In January 2018, at the Third International Gibran Conference, Australian filmmaker Glenn Kalem and Italian scholar Francesco Medici announced that the official number of translations of Kahlil Gibran's The Prophet (1923) was translated into 104 translations. As of September 2018, Kalem announced that the number had increased to 108. These translations were made from the original English into various other languages such as Berber (Morocco), Basque (Spain), and Papiamentu (Caribbean Islands). The growing number of translations attests to the enduring nature and global appeal of Gibran's writing and the relevance of the message of Peace today.
A new book by Dr. Najwa Salim Nasr focuses on the Arabic and French translations of The Prophet.

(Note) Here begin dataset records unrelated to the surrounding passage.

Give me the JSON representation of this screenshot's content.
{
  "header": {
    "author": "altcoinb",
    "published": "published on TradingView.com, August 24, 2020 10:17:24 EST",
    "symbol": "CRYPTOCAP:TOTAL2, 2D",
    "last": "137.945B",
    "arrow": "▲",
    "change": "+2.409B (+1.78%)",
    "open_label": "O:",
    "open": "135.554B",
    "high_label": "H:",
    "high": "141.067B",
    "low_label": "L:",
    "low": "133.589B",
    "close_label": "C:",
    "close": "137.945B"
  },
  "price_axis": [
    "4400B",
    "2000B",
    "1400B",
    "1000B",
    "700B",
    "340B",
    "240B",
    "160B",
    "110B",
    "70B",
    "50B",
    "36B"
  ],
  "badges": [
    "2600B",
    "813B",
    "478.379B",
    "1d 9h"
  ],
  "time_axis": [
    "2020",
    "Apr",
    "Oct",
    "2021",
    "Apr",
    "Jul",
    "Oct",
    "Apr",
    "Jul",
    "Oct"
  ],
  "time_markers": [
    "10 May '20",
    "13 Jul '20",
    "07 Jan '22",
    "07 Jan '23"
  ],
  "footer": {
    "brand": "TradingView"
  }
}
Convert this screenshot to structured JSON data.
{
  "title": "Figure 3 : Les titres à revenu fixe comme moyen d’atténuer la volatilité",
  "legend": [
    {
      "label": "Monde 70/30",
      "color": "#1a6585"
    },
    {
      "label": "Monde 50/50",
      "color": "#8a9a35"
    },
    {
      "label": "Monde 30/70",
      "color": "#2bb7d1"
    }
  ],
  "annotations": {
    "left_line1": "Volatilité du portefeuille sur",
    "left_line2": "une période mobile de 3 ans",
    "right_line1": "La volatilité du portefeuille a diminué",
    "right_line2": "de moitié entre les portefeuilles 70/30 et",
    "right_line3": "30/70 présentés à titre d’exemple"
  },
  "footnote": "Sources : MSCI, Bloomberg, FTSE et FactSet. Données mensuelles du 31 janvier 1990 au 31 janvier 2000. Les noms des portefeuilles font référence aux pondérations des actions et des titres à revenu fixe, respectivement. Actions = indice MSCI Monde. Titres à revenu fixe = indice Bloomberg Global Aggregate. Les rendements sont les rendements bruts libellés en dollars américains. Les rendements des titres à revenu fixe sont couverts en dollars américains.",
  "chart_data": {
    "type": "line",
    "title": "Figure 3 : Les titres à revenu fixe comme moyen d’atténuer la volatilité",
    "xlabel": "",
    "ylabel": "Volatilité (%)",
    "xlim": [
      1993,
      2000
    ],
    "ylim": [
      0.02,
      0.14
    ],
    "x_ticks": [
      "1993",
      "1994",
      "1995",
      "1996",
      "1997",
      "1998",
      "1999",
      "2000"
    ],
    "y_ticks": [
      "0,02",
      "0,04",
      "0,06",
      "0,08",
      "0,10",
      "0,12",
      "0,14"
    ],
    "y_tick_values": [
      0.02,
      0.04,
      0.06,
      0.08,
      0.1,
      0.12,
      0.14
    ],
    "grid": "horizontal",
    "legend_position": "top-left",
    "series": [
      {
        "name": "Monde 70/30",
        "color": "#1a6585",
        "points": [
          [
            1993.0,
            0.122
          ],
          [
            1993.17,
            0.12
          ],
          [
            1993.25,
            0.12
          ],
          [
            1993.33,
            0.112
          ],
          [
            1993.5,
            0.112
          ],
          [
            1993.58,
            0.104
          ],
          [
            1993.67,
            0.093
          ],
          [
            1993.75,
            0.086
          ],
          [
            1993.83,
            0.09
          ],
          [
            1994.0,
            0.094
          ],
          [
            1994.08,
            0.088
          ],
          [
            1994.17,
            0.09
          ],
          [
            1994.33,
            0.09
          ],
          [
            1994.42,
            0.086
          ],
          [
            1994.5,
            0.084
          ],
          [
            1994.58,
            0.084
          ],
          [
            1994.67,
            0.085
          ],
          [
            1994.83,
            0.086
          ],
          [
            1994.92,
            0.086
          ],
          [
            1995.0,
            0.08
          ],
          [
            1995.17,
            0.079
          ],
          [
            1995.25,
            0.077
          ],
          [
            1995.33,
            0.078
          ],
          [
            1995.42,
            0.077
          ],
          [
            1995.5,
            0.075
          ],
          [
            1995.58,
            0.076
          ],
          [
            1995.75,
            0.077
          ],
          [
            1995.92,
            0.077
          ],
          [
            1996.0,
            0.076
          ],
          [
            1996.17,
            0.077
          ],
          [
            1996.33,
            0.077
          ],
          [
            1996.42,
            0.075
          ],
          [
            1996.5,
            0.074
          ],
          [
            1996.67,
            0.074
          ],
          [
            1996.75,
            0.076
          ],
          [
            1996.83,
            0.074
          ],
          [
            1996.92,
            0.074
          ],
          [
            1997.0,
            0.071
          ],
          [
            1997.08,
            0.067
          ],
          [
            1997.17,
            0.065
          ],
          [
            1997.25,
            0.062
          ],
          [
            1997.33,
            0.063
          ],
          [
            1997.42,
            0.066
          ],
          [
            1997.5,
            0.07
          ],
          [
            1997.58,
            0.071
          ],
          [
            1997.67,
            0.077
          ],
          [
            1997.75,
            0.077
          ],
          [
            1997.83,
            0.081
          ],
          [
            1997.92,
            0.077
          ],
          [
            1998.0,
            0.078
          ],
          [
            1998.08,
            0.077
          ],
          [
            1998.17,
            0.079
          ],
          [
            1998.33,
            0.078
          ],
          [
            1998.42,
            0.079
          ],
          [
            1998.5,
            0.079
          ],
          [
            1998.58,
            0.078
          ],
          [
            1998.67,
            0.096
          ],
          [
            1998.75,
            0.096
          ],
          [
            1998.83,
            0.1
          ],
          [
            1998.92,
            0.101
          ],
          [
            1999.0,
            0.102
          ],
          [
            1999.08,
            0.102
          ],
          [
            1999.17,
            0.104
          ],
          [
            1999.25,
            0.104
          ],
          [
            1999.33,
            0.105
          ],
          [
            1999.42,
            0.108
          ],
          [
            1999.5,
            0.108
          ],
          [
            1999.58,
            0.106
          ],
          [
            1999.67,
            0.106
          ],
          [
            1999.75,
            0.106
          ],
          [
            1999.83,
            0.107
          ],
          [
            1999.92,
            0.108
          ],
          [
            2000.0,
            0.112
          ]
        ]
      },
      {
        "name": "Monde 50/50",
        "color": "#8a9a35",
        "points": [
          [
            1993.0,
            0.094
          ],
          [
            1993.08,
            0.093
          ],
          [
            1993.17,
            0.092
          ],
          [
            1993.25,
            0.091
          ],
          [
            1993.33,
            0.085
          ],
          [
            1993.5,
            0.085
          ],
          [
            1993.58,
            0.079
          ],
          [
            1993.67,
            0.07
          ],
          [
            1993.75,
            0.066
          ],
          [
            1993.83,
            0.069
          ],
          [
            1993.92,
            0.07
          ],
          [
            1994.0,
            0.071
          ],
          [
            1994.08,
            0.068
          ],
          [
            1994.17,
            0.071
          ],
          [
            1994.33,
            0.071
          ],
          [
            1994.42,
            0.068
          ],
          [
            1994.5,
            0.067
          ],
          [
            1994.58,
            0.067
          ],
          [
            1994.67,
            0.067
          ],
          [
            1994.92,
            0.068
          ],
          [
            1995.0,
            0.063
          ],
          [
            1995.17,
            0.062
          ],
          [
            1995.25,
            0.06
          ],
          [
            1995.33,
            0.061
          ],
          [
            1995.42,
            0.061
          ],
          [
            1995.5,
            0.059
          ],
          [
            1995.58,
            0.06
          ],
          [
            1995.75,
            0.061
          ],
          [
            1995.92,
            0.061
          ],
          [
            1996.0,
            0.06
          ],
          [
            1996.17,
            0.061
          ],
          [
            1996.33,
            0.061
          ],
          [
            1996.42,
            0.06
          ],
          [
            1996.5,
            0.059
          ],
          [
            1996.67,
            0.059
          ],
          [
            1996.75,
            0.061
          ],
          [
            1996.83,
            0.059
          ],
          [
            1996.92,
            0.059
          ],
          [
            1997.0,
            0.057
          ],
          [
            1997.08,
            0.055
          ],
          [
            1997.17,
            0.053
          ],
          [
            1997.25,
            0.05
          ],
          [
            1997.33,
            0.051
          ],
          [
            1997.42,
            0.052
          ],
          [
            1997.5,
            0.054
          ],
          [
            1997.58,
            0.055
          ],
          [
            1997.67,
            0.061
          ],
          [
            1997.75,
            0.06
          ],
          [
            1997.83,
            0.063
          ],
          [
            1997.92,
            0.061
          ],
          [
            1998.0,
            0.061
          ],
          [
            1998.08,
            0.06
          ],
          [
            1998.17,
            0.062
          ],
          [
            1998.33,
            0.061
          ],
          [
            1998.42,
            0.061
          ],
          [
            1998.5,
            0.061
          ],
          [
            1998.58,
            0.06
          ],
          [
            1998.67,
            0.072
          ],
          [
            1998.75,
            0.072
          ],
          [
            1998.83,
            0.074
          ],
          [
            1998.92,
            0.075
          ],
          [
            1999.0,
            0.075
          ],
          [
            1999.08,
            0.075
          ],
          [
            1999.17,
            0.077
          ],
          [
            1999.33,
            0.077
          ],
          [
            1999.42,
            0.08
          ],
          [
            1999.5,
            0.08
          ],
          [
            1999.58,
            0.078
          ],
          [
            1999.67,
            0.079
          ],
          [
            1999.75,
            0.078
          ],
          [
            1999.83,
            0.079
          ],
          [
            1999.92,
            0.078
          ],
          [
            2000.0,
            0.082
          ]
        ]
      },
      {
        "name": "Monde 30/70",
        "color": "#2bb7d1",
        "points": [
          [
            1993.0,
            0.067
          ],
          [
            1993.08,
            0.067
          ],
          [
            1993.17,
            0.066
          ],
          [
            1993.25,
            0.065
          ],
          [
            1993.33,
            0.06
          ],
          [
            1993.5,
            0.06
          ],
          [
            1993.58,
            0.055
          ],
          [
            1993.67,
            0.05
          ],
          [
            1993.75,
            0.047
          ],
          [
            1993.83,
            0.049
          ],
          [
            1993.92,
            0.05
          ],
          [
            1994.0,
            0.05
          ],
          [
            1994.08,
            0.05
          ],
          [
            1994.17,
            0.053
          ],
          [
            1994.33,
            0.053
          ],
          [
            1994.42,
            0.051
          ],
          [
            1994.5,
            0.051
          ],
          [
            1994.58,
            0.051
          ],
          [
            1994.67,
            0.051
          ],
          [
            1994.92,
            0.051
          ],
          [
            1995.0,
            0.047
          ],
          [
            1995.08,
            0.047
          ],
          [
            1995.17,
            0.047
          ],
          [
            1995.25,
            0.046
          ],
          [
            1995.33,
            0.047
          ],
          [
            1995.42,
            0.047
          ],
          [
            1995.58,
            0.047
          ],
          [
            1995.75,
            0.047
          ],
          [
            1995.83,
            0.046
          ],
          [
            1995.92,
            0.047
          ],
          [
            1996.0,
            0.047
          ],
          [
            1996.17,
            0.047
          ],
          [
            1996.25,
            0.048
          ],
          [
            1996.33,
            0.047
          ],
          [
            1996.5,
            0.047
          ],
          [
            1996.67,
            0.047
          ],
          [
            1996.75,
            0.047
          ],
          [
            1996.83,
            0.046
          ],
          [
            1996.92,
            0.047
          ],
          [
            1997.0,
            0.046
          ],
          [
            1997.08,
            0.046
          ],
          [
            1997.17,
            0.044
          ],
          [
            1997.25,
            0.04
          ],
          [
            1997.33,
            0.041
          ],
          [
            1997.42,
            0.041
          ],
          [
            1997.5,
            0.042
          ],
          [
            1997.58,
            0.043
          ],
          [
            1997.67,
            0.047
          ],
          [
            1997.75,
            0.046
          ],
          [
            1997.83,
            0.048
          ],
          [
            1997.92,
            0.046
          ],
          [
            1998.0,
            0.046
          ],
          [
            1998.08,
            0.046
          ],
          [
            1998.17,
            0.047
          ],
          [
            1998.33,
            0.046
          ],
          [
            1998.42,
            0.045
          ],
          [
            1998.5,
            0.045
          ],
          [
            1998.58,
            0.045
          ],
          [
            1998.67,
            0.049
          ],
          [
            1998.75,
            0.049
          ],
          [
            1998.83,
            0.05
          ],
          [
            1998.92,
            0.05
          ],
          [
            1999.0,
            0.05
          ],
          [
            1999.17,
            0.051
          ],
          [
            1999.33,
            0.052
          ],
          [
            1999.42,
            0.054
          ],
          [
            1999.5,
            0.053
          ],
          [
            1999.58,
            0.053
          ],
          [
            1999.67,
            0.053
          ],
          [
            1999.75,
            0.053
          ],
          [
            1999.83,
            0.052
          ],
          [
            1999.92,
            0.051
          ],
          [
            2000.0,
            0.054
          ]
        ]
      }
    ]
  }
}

Dr. Nasr's book, titled, THE PROPHET: Arabic and French Translations: A Comparative Linguistic Analysis includes nine chapters in which Professor Nasr expertly compares the lexical items and the syntactic structures in a selection from the counsel "On Love” in The Prophet chosen from nine translations into Arabic and ten translations into French.
Foreword
The book's foreword is written by Alexandre Najjar, an award-winning Lebanese novelist, and literary critic. On this book, he writes:
"Najwa Nasr, in her remarkable study, was able to compare the different translations of the same extract from the sermon On Love of The Prophet and to demonstrate through the established parallelisms, nuances, and disparities the incoherence that characterize the translations. She puts under the microscope each translator’s structure, syntax, and choice of words examining them with intense scrutiny. The result of her research is enlightening: By uncovering the different layers of the variants in question, she makes us penetrate into the core of the translation process revealing its secrets, its complications, as well as its limits. Nasr gets credit for having confronted a challenge of triple importance: Her book sets a standard for all those who study or practice translation, it complements the academic studies of Gibran’s works, and finally, puts us on the alert against poor translations of The Prophet by calling on the translators to be more intellectually vigilant, rigorous, and honest. After all, translation is recreation not treason!"